As oC 9.0 = Nc 9.0 (with some fixes) you can upgrade directly to Nextcloud 10 (oC 9.1 + some extra features). But, like any upgrade, yeah, you should test and that will indeed cost time.
With regards to big upgrades, a lot of providers have moved over loads of customers and we've migrated a bunch of customers as well but I'll see if we can do something public about that. It feels like insane to do a white paper about it as migration is just a normal upgrade but perhaps it helps convince some people...
@JaredBusch out of curiosity, what would make you (or customers) switch? Is security a real issue, stuff like this for example?
@JaredBusch I agree, it makes sense to wait and see - we've been telling people that, too. Though I wouldn't wait a full year - a year is a loooooong time in IT. It's been 6 months and no sign of rebound of oC nor any sign of us slowing down...
But sure, wait until Nextcloud 11 is out, I'd say. About one more month and you'll have a number of clear feature improvements to pick reasons to switch from!
I recently published a blog about open source licenses.
Now isn't hard to argue when proprietary licenses are so universally shitty - I link to this and it is a good read.
But of course there is more to it. Certainty about longevity of the support, quality - they are arguments, too. You still have to do your own investigation, actually I often see business people don't realize this nor know how easy it is.
So a special tip for all of you: want to know how an open source project is doing? Check out Github Pulse and other statistics!

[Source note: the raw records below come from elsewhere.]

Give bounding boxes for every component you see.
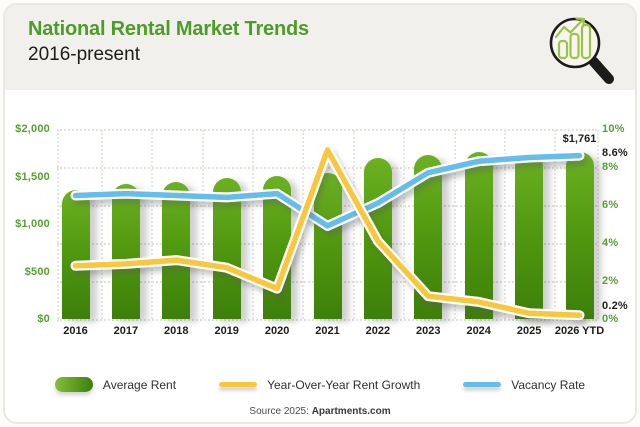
legend-label: Vacancy Rate: [511, 377, 586, 392]
magnifier-lens: [549, 17, 601, 69]
rent-growth-swatch-icon: [219, 382, 258, 387]
legend-label: Average Rent: [102, 377, 177, 392]
mini-bar-chart-icon: [554, 17, 592, 60]
legend-label: Year-Over-Year Rent Growth: [267, 377, 421, 392]
up-arrow-icon: [554, 18, 585, 39]
source-name: Apartments.com: [311, 406, 391, 417]
magnifier-handle: [588, 56, 614, 84]
average-rent-swatch-icon: [54, 377, 93, 392]
page-title: National Rental Market Trends: [28, 18, 309, 40]
magnifier-chart-icon: [549, 17, 614, 84]
vacancy-rate-swatch-icon: [463, 382, 502, 387]
page-subtitle: 2016-present: [28, 44, 140, 65]
source-note: Source 2025: Apartments.com: [0, 406, 640, 417]
legend-item-rent-growth: Year-Over-Year Rent Growth: [219, 378, 420, 392]
legend-item-average-rent: Average Rent: [54, 377, 177, 392]
header-band: National Rental Market Trends 2016-prese…: [5, 5, 635, 90]
legend-item-vacancy-rate: Vacancy Rate: [463, 378, 585, 392]
legend: Average Rent Year-Over-Year Rent Growth …: [0, 377, 640, 392]
source-prefix: Source 2025:: [249, 406, 309, 417]
title-block: National Rental Market Trends 2016-prese…: [28, 17, 309, 66]
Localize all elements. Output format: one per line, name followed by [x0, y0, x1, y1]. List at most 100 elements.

As an exercise, and note I obviously have a stake here and am totally biassed about file sync and share, but here are four projects. Compare and tell me which one is doing great and which one is closer to death:
https://github.com/nextcloud/server/pulse
https://github.com/pydio/pydio-core/pulse
https://github.com/haiwen/seafile/pulse
https://github.com/owncloud/core/pulse
Be sure to digg a little deeper. Sometimes, the monthly view looks different. And there are more statistics behind the pulse, which come with developments over time.
You can see, for example, that pydio has a very cyclic development process here:
https://github.com/pydio/pydio-core/graphs/commit-activity
While Nextcloud is more variable:
And ownCloud is on the way down:
Note also that each project has more repositories, though these core repo's are often the most important ones, they don't tell the whole story and sadly as far as I know, github doesn't provide a real overview of an entire project.
So, when your boss asks you to pick a project or product to use, this should be a part of it: how healthy is development!